Francesco Cilèa, a contemporary of Puccini and Leoncavallo, is one of the most prominent composers of Italian opera from the late 19th and early 20th centuries, a logical continuator of the lyrical beauty of bel canto. Adriana Lecouvreur is his most notable work, a drama about love and revenge that created one of the main heroines written for lyric-dramatic soprano, an actress who makes life an art and takes her exalted world to its ultimate consequences.
Adriana Lecouvreur premiered in 1902 in Milan and was an immediate triumph for its composer, Francesco Cilèa, one of the members of what has been called the giovane scuola italiana, the generation that also includes Umberto Giordano, Giacomo Puccini, and Ruggero Leoncavallo, often identified exclusively with the verismo opera period. Strictly speaking, Adriana Lecouvreur is not a verismo – or realistic – opera, as it does not attempt to be, as it was said of the beginning of Leoncavallo's I pagliacci, a slice of life: it is, on the contrary, an intricate melodrama with an artificial ending, inspired by a French play written by Eugène Scribe and Ernest Legouvé, and adapted into Italian by the librettist Arturo Colautti. However, it does capture something that the opera of this time, the transition from the 19th to the 20th century, knew how to present in a masterful way: the overwhelming exaltation of human passions.
«Adriana Lecouvreur is an opera that, in essence, is about acting. And one of the first things I thought about was a wonderful late 60s movie starring Mick Jagger, called Performance, which is about the art of imagination, the art of performance, erasing the boundaries between fantasy and reality. And when I started thinking about Adriana in those terms, it became very appealing to me, and I said yes.»
David McVicar, on his original production of Adriana Lecouvreur for the Royal Opera House.
In short, Adriana Lecouvreur is the story of an actress, the protagonist from whom the work takes its title, in love with a nobleman named Maurizio, Count of Saxony. Adriana is a woman dedicated to art and its perfection – she is presented as an intermediary between the artist's genius and the public – who finds herself unwillingly involved in a political intrigue that will end her life: Maurizio, who aspires to be the king of Poland, seeks the help of the Princess of Bouillon, a former lover who is still in love with him.
«Marred by a convoluted plot and an unbelievable ending, Adriana is also a musical prodigy that crowns itself as one of the masterpieces of Italian lyricism.»
But when she discovers that Maurizio has forgotten her love and only approaches her for strategic interests, she begins to plot a revenge plan aimed directly at Adriana, whom she identifies as Maurizio's new lover and therefore her rival. After many intrigues spread between the second and third acts, highlighting the fierce antipathy between the Princess and Adriana, the tension resolves in the fourth act: Adriana receives a bouquet of poisoned violets; as she inhales the flowers' scent, she is also poisoned and ultimately dies in her lover's arms.

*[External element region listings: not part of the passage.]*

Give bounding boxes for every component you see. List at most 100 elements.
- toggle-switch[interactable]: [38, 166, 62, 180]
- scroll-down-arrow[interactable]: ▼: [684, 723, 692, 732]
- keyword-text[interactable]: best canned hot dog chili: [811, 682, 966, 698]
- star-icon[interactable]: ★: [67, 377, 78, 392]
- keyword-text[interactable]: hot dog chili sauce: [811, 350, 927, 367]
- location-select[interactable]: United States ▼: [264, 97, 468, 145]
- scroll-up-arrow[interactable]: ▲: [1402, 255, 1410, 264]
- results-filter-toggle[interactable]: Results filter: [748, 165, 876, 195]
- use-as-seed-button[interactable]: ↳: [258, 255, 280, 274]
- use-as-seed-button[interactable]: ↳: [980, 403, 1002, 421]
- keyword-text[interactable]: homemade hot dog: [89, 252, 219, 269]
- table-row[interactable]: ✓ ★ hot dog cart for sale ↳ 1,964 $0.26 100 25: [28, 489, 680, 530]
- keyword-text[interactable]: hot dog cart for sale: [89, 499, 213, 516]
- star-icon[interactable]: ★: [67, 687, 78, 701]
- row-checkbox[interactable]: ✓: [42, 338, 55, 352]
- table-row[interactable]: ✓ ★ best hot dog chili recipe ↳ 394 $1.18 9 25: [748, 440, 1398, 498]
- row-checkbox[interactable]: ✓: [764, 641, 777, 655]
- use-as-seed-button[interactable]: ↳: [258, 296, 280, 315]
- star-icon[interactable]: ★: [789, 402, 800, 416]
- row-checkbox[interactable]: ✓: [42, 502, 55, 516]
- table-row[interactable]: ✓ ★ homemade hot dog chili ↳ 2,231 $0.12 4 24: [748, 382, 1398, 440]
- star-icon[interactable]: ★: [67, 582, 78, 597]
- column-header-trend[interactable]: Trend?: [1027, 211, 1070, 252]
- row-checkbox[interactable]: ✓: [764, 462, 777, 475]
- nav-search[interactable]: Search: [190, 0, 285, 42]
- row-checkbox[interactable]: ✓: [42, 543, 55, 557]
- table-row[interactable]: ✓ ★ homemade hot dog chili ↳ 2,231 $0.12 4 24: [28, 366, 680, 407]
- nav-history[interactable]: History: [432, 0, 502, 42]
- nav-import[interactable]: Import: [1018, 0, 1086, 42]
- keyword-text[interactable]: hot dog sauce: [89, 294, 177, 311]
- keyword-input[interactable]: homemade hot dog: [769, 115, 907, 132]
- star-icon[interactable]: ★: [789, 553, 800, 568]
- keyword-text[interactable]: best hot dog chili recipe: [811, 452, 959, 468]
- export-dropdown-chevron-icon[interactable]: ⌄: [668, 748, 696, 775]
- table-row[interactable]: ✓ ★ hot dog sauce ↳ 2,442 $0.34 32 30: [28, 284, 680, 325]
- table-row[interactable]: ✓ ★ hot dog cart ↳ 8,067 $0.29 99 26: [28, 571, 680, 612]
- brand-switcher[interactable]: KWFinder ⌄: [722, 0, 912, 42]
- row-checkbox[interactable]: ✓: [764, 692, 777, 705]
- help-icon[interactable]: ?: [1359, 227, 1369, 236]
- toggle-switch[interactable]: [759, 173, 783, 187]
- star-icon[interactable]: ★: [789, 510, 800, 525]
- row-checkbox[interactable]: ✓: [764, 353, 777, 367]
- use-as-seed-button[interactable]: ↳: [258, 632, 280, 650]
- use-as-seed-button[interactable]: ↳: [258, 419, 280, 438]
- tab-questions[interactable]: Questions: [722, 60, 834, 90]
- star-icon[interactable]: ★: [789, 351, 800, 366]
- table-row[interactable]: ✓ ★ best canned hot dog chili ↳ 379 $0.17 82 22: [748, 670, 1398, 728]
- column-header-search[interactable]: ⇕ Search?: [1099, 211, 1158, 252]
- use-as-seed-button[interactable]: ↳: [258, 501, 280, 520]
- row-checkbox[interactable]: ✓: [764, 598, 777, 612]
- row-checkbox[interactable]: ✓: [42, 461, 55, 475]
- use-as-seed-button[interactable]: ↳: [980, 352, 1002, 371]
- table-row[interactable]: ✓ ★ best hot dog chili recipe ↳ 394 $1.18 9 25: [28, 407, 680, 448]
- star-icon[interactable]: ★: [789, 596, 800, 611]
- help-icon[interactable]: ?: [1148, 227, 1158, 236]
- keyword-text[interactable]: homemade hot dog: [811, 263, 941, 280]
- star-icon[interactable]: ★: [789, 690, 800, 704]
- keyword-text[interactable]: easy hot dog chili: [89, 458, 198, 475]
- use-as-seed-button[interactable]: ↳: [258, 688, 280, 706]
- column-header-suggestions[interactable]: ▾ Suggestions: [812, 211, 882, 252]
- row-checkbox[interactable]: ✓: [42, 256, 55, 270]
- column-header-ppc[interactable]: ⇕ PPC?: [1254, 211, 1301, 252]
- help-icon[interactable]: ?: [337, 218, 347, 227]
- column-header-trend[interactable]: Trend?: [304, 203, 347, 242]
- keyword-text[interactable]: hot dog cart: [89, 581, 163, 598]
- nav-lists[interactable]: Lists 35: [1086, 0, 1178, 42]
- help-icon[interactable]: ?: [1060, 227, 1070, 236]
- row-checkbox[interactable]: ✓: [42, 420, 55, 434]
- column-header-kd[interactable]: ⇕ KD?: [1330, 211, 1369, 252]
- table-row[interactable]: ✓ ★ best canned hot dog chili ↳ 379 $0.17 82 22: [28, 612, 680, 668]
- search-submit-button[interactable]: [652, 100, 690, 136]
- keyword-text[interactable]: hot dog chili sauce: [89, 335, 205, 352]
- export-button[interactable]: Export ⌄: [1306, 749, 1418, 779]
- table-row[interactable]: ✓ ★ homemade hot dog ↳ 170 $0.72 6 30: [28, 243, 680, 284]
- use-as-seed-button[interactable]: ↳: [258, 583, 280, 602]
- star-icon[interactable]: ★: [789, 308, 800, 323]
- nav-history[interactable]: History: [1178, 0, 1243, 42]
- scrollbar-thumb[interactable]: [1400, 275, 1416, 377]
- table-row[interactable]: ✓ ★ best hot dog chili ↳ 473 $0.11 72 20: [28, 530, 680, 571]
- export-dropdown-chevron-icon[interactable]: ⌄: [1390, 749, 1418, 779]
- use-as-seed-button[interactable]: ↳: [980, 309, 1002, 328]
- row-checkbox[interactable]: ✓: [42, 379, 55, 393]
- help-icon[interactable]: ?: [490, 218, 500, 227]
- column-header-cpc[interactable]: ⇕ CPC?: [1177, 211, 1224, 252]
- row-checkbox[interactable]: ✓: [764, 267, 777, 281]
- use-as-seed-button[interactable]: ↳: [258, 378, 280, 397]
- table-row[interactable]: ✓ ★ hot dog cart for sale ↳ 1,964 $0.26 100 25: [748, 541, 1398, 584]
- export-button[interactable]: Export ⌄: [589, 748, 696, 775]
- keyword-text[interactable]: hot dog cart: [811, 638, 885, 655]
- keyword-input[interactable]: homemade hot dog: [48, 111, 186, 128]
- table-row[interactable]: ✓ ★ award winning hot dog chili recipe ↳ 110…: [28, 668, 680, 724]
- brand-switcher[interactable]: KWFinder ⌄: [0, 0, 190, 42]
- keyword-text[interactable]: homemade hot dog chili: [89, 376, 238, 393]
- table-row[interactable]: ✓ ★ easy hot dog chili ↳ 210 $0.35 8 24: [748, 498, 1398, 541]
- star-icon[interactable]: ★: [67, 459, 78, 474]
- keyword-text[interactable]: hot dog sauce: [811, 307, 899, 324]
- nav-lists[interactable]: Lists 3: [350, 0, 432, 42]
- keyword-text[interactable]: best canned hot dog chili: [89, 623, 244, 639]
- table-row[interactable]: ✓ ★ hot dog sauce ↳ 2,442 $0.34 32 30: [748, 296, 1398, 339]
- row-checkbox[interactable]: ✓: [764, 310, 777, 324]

Adriana's death is a cliché widely used in many operas of the 19th and 20th centuries: that of the passionate woman, overwhelmed by a reality she cannot control, dying without having achieved love. Adriana is a tragic heroine of a similar dimension to Mimì from La bohème, Madama Butterfly, or the protagonist of La traviata, with tempestuous arias, but she dies in an unrealistic manner. Adriana's ending is likely the unbalancing and somewhat clumsy factor that has kept this opera, not musically inferior to Puccini's major works, from being as well-known as Tosca: it is a death that arrives without prior warning, without the tension escalating to its climax. Cilèa himself cut some scenes from the libretto, which could be key: his decision detracted from the story's coherence but achieved admirable musical fluidity. Adriana Lecouvreur is a gem of late Italian romanticism, a drama overflowing with melody, passions on the surface, clear and exuberant orchestrations; one of the last examples of the excellence of the classical language before the advent of musical modernism in Europe.
In reality, Adriana Lecouvreur is an opera out of its time. Cilèa, a conservative composer, was closer to the language of the late Verdi than to the mature Puccini, who by then had premiered Tosca and was preparing Madama Butterfly. One of the few stylistic concessions to the renewing language included in his score was Adriana's leitmotif, vaguely reminiscent of Wagner, a brief melody that sounds whenever the character enters the scene. But essentially, this is an opera that continues the historical line of bel canto, indulging in the intoxicating effect of the clean, pure voice, testing the supernatural technique of the world's best singers. An opera, as we said, out of its time, and at the same time, an eternal opera.